Deutsche Bank startet 150-Millionen-Dollar-Programm für afrikanische Handelsfinanzierung
Greta SchneiderDeutsche Bank startet 150-Millionen-Dollar-Programm für afrikanische Handelsfinanzierung
Die Deutsche Bank hat sich mit der British International Investment (BII) zusammengeschlossen, um ein Risikoteilungsprogramm in Höhe von 150 Millionen US-Dollar zu starten. Die Initiative richtet sich an unterversorgte Märkte in Afrika, wo der Mangel an Handelsfinanzierungen seit langem eine Herausforderung darstellt. Dies ist die erste formelle Partnerschaft zwischen den beiden Organisationen.

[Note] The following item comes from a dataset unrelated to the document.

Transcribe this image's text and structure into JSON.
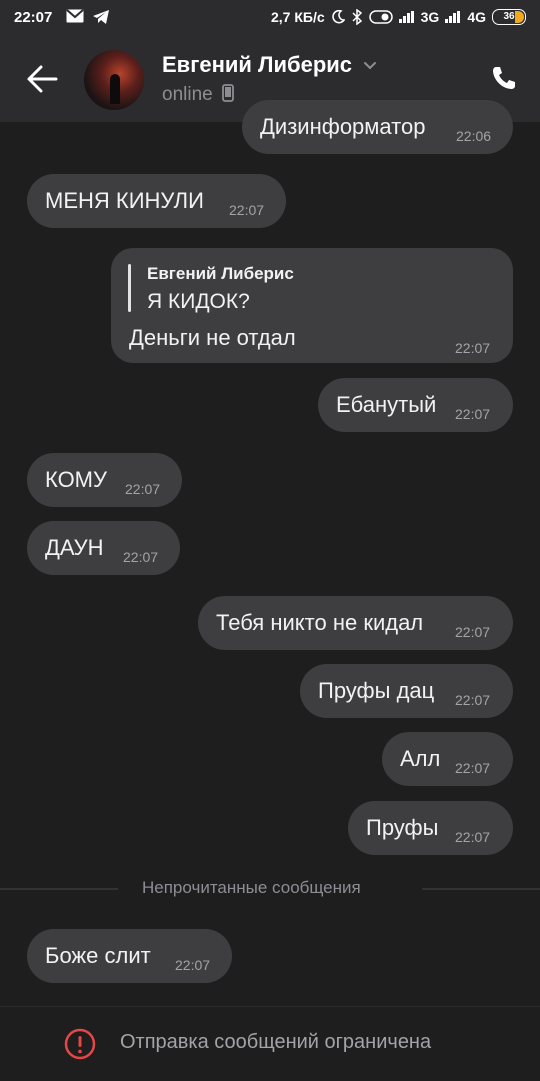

Unterdessen hat die Bank Gerald Podobnik zum neuen Co-Leiter ihrer globalen Firmenkundensparte ernannt und löst damit Ole Matthiessen in dieser Position ab.
Das neue Programm zielt darauf ab, bargeldbasierte Import- und Lieferkettenpraktiken zu reformieren, die die Betriebskapitalausstattung afrikanischer Unternehmen belasten. Viele Firmen kämpfen mit eingeschränktem Zugang zu Handelsfinanzierungen, was das Wachstum auf dem gesamten Kontinent bremst. Die Afrikanische Entwicklungsbank schätzt die jährliche Finanzierungslücke im afrikanischen Handel auf etwa 100 Milliarden US-Dollar, wobei kleinere Volkswirtschaften wie Sambia, Äthiopien und Ruanda besonders stark betroffen sind.

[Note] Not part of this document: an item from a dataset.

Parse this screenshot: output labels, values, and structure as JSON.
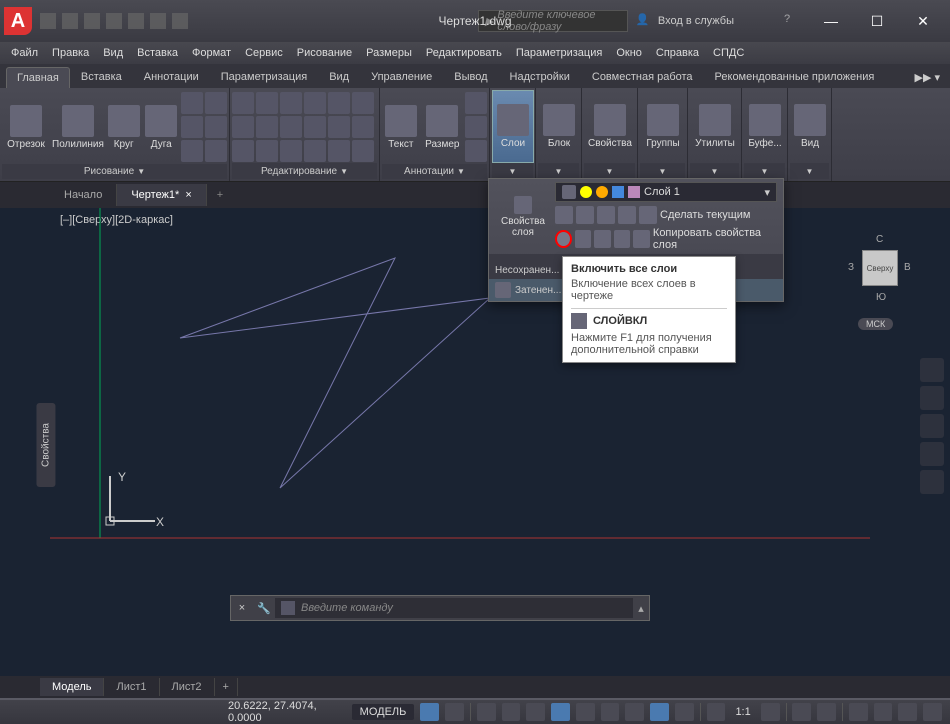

Die Vereinbarung funktioniert als unfundiertes Risikobeteiligungsmodell. Die BII übernimmt dabei eine Absicherungsfunktion und unterstützt die lokalen Partnerinstitute der Deutschen Bank. Diese Struktur verringert das Risiko für die Bank und erhöht gleichzeitig die Verfügbarkeit von Finanzmitteln für afrikanische Händler und Unternehmen.

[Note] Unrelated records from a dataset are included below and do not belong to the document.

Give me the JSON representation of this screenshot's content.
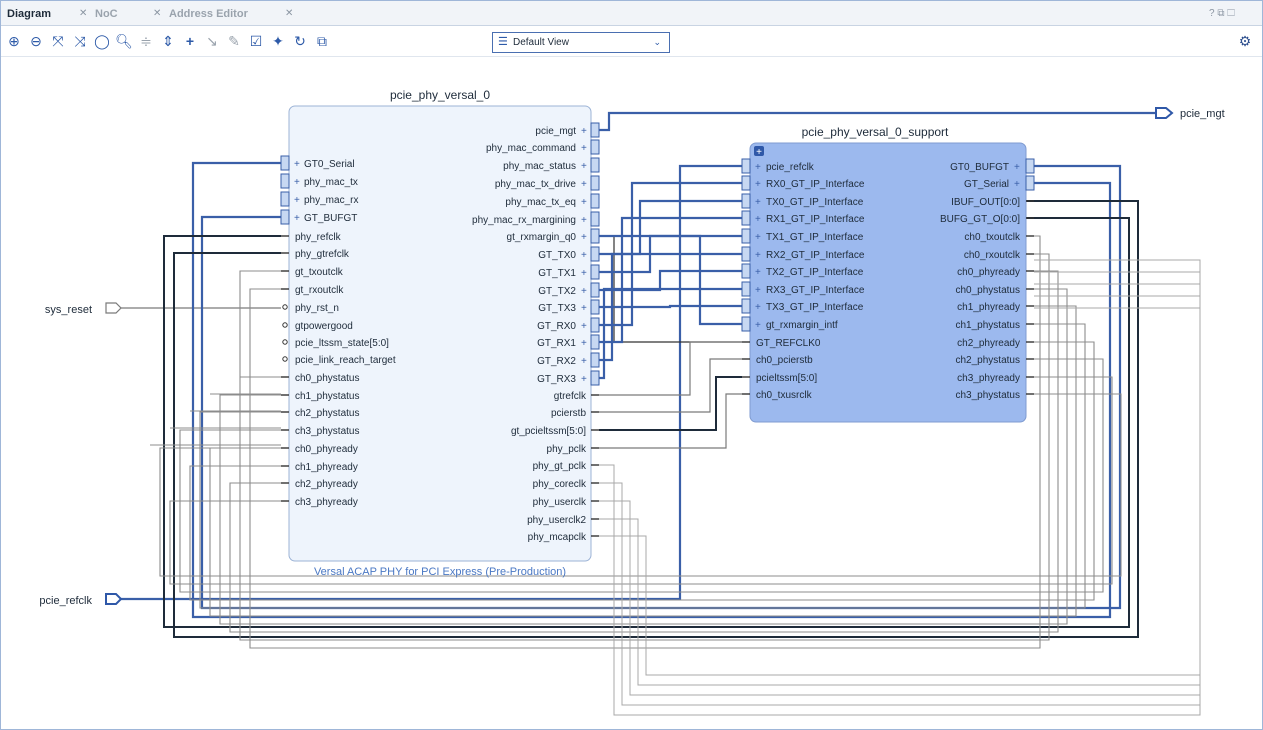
{
  "tabs": [
    {
      "label": "Diagram"
    },
    {
      "label": "NoC"
    },
    {
      "label": "Address Editor"
    }
  ],
  "window_controls": "? ⧉ ☐",
  "toolbar": {
    "view_select": "Default View"
  },
  "ports": {
    "sys_reset": "sys_reset",
    "pcie_refclk": "pcie_refclk",
    "pcie_mgt": "pcie_mgt"
  },
  "block_main": {
    "instance": "pcie_phy_versal_0",
    "subtitle": "Versal ACAP PHY for PCI Express (Pre-Production)",
    "left_pins": [
      "GT0_Serial",
      "phy_mac_tx",
      "phy_mac_rx",
      "GT_BUFGT",
      "phy_refclk",
      "phy_gtrefclk",
      "gt_txoutclk",
      "gt_rxoutclk",
      "phy_rst_n",
      "gtpowergood",
      "pcie_ltssm_state[5:0]",
      "pcie_link_reach_target",
      "ch0_phystatus",
      "ch1_phystatus",
      "ch2_phystatus",
      "ch3_phystatus",
      "ch0_phyready",
      "ch1_phyready",
      "ch2_phyready",
      "ch3_phyready"
    ],
    "right_pins": [
      "pcie_mgt",
      "phy_mac_command",
      "phy_mac_status",
      "phy_mac_tx_drive",
      "phy_mac_tx_eq",
      "phy_mac_rx_margining",
      "gt_rxmargin_q0",
      "GT_TX0",
      "GT_TX1",
      "GT_TX2",
      "GT_TX3",
      "GT_RX0",
      "GT_RX1",
      "GT_RX2",
      "GT_RX3",
      "gtrefclk",
      "pcierstb",
      "gt_pcieltssm[5:0]",
      "phy_pclk",
      "phy_gt_pclk",
      "phy_coreclk",
      "phy_userclk",
      "phy_userclk2",
      "phy_mcapclk"
    ]
  },
  "block_support": {
    "instance": "pcie_phy_versal_0_support",
    "left_pins": [
      "pcie_refclk",
      "RX0_GT_IP_Interface",
      "TX0_GT_IP_Interface",
      "RX1_GT_IP_Interface",
      "TX1_GT_IP_Interface",
      "RX2_GT_IP_Interface",
      "TX2_GT_IP_Interface",
      "RX3_GT_IP_Interface",
      "TX3_GT_IP_Interface",
      "gt_rxmargin_intf",
      "GT_REFCLK0",
      "ch0_pcierstb",
      "pcieltssm[5:0]",
      "ch0_txusrclk"
    ],
    "right_pins": [
      "GT0_BUFGT",
      "GT_Serial",
      "IBUF_OUT[0:0]",
      "BUFG_GT_O[0:0]",
      "ch0_txoutclk",
      "ch0_rxoutclk",
      "ch0_phyready",
      "ch0_phystatus",
      "ch1_phyready",
      "ch1_phystatus",
      "ch2_phyready",
      "ch2_phystatus",
      "ch3_phyready",
      "ch3_phystatus"
    ]
  },
  "colors": {
    "bus": "#3a5fa8",
    "wire": "#9a9a9a",
    "dark": "#1e2b3a",
    "block_fill": "#eef4fc",
    "support_fill": "#9cb9ee"
  }
}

Der Schritt erfolgt zu einer Zeit, in der internationale Banken in den letzten Jahren ihre Aktivitäten in Afrika zurückfahren. Mindestens zwölf große Geldinstitute, darunter Standard Chartered, Barclays, Citi und HSBC, haben ihre Präsenz verringert oder sich vollständig zurückgezogen. Besonders betroffen sind Länder wie Nigeria, Südafrika, Ghana und Kenia, wo die Abzüge zwischen 2020 und 2025 aufgrund regulatorischer Auflagen, geringer Rentabilität und steigender geopolitischer Risiken beschleunigt wurden.
Innerhalb der Deutschen Bank gibt es ebenfalls Führungswechsel. Gerald Podobnik teilt sich nun mit Michael Diederich die Verantwortung für die globale Firmenkundensparte. Seine Ernennung folgt auf den Abschied von Ole Matthiessen aus dieser Position.
Das 150-Millionen-Dollar-Programm soll den Zugang zu Handelsfinanzierungen in einigen der am stärksten unterversorgten Regionen Afrikas verbessern. Durch die Risikoteilung mit der BII hofft die Deutsche Bank, die Belastung für lokale Unternehmen zu verringern, die mit Liquiditätsengpässen zu kämpfen haben. Die Aktie der Bank notiert derzeit bei 25,80 Euro – etwa 14 Prozent unter ihrem 200-Tage-Durchschnitt.